Bank lending standards have declined severely since 2003, according to the Central Bank. It says that the number of borrowers at risk from higher interest rates is growing, writes Marc Coleman, Economics Editor.
The bank has welcomed what it says are tentative signs of a slowdown in the housing market, with Central Bank governor John Hurley saying that the worst appears to be over in terms of recently strong house price inflation.
At the publication of the bank's annual Financial Stability Review yesterday, he added that any resumption in house price growth would be serious. According to the report, problems identified by the Central Bank last year have intensified during 2006, including excessive credit growth and an overconcentration on loan books of property-related lending.
Frank Browne, head of the bank's monetary policy and financial stability unit, said mortgage lending standards had declined severely since 2003, resulting in strong growth in property-based lending.
While not universally negative, Mr Browne said banks needed to ensure their ability to protect themselves in the event of a property market slowdown.
"If the volume of lending growth slows down, we have to ask to where do banks turn . . . It's important that banks are healthy. If they're not healthy, the implications for the real economy are quite severe," he said.
Interest rate cuts would be of limited assistance to the economy in the event of a banking crisis as banks would then be unwilling to lend, he added.
"If the tentative information we're seeing - that there is a slowing - is confirmed into next year it would be a very welcome development. If that didn't happen, there would be grounds for serious concern," Mr Hurley said, adding that a soft landing in the property market would be easier to achieve while the economy was still growing and the banking sector still strong.

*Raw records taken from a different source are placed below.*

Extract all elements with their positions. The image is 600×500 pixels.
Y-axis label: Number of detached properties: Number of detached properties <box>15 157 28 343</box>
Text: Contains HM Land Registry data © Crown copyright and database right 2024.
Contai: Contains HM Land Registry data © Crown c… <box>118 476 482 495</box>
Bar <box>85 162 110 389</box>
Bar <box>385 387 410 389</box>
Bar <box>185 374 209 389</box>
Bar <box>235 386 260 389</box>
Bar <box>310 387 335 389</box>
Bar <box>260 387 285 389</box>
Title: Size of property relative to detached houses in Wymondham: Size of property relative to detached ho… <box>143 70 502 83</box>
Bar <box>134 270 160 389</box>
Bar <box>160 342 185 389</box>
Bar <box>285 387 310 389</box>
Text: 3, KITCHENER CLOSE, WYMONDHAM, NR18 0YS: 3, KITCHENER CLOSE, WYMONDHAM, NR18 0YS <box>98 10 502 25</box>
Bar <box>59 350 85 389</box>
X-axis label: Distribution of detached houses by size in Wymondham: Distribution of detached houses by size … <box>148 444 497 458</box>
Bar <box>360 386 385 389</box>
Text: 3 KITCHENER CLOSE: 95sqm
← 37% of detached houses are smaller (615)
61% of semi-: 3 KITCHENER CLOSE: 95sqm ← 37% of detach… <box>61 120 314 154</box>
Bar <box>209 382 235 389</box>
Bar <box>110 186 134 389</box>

The report notes that "60 per cent of [ bank] debt is property-related. According to survey evidence cited in the report, 71 per cent of bank respondents now regard a "rapid and abrupt house price change" as a "major risk" to the economy. Fifty per cent see "domestic credit risk" as a major threat while a "commercial property price bubble" is seen as the third highest risk factor, with 43 per cent of respondents describing this risk as "major".